Close observers of U.S. politics, who understand that the GOP's lurch to the  far right began long before Barack Obama, will likely think this risible. But most Americans don't pay that kind of obsessive attention to politics (and fewer still are likely to take decades of ideological drift into consideration when casting their vote). You don't need to be an inveterate cynic to see this, either. You can simply look back at last year's election, when voters selected candidates like Joni Ernst and Cory Gardner, two talented candidates who, like many of the GOP's big winners in 2014, were radicals campaigning in moderates' clothing. And if that example is still too removed for your liking, you can look no further than the response to former Arkansas Gov. Mike Huckabee's entrance into the White House race this past weekend.

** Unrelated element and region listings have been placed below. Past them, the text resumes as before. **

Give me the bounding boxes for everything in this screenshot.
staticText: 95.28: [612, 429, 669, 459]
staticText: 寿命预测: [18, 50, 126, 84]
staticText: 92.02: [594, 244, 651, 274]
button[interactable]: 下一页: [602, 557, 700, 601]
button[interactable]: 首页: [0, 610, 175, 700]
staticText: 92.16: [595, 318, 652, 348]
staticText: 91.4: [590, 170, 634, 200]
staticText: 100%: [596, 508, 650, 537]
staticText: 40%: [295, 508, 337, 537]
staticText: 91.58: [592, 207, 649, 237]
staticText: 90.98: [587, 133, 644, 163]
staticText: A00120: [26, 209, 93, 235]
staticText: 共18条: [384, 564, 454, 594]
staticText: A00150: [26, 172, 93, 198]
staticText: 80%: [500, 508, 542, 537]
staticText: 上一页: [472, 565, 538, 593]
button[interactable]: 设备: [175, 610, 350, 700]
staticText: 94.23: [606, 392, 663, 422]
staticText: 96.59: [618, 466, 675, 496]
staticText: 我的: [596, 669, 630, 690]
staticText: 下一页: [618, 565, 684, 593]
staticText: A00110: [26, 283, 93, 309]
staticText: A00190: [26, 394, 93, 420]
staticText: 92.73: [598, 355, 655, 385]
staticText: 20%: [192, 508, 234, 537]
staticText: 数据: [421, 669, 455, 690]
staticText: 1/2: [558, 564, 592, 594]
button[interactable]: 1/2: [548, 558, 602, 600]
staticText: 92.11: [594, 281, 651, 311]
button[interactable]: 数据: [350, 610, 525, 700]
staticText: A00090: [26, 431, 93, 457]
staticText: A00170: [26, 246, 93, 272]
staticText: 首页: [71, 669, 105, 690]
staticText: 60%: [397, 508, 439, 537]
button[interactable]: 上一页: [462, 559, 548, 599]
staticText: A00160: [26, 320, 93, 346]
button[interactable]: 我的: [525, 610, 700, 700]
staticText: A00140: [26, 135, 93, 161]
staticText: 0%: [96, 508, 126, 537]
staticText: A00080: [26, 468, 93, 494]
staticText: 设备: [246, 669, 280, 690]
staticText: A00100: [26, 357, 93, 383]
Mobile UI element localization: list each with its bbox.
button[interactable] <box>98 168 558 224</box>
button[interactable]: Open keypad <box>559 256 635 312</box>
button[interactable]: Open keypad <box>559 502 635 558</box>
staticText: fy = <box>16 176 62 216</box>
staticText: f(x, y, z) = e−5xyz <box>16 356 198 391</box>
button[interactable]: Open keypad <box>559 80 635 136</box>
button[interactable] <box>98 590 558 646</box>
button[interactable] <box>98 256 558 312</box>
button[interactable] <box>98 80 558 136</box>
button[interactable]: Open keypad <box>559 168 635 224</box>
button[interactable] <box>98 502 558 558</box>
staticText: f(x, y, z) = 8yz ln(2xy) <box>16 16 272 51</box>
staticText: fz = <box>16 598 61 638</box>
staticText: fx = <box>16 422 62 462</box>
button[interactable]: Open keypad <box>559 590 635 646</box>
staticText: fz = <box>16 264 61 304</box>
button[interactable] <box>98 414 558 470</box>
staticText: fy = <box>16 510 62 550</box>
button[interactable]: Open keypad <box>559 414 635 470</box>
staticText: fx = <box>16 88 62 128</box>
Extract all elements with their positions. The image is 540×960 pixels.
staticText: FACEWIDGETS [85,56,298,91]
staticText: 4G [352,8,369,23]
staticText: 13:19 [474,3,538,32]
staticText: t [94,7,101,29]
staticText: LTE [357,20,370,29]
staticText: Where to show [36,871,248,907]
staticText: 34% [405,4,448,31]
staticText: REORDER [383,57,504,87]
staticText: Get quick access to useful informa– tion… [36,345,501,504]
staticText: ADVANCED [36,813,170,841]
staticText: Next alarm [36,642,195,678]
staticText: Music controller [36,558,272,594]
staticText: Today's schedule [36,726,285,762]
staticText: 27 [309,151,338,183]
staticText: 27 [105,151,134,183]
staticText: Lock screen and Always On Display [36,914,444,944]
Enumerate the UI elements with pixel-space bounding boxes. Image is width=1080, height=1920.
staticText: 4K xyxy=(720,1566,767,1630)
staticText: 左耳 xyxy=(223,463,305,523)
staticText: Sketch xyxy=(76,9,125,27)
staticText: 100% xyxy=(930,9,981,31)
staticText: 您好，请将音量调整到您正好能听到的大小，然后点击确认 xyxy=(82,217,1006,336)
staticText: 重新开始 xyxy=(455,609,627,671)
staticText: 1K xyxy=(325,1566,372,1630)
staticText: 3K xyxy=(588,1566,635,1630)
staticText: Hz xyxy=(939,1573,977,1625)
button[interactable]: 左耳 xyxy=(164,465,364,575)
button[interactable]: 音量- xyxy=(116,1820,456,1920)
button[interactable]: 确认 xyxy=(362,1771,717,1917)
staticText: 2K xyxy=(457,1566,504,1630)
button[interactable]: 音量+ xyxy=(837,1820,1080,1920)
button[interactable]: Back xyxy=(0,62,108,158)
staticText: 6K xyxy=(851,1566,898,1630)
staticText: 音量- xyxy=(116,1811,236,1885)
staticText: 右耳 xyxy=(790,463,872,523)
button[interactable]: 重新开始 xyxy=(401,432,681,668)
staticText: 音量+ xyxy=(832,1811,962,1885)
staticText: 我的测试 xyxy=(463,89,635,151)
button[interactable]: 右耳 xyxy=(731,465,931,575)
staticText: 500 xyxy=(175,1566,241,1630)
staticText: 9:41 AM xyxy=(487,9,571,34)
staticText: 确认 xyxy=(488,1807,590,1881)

Indeed, when it comes to disguising a profoundly reactionary worldview with a veneer of reasonable affability, few have more experience and success than Huckabee, who announced on Saturday that he was leaving Fox News in order to "explore" another presidential bid. Huckabee became a national figure after proving himself to be an effective and charismatic campaigner during the fight to win the GOP presidential nomination for 2008, and his ubiquitous presence in right-wing media shows that he's only gotten better at presenting himself as a humble, God-fearing Southern gentleman in the years since.  As my colleague Luke Brinker detailed on Monday, Huckabee has a long history of religious extremism and bigotry (he once advocated forcibly quarantining AIDS patients, for example). But because his cruelty is usually delivered in dulcet tones and with an "aw, shucks" charm, he has a reputation for being, according to two members of the media elite, "genuinely nice."

To be clear, while I think Huckabee would be a disastrous president (albeit one in touch with this country's Jacksonian ethnic-cleansing roots) I'm not singling him out because I expect him to win. It's not even because I think what he's doing is especially innovative; Ronald Reagan was making Americans comfortable with their prejudices since at least the 1960s. Instead, the reason I focus on Huckabee is because he's the one high-profile Republican currently who is doing exactly what McConnell wants: making the GOP appear not-scary.  And if opponents of today's Republican Party don't find a way to expose Huckabee-style cheeriness for the facade that it is, they may find themselves spending the next two years ranting in vain about how the GOP's far-right agenda is anything but nice.


By Elias Isquith

Elias Isquith is a former Salon staff writer.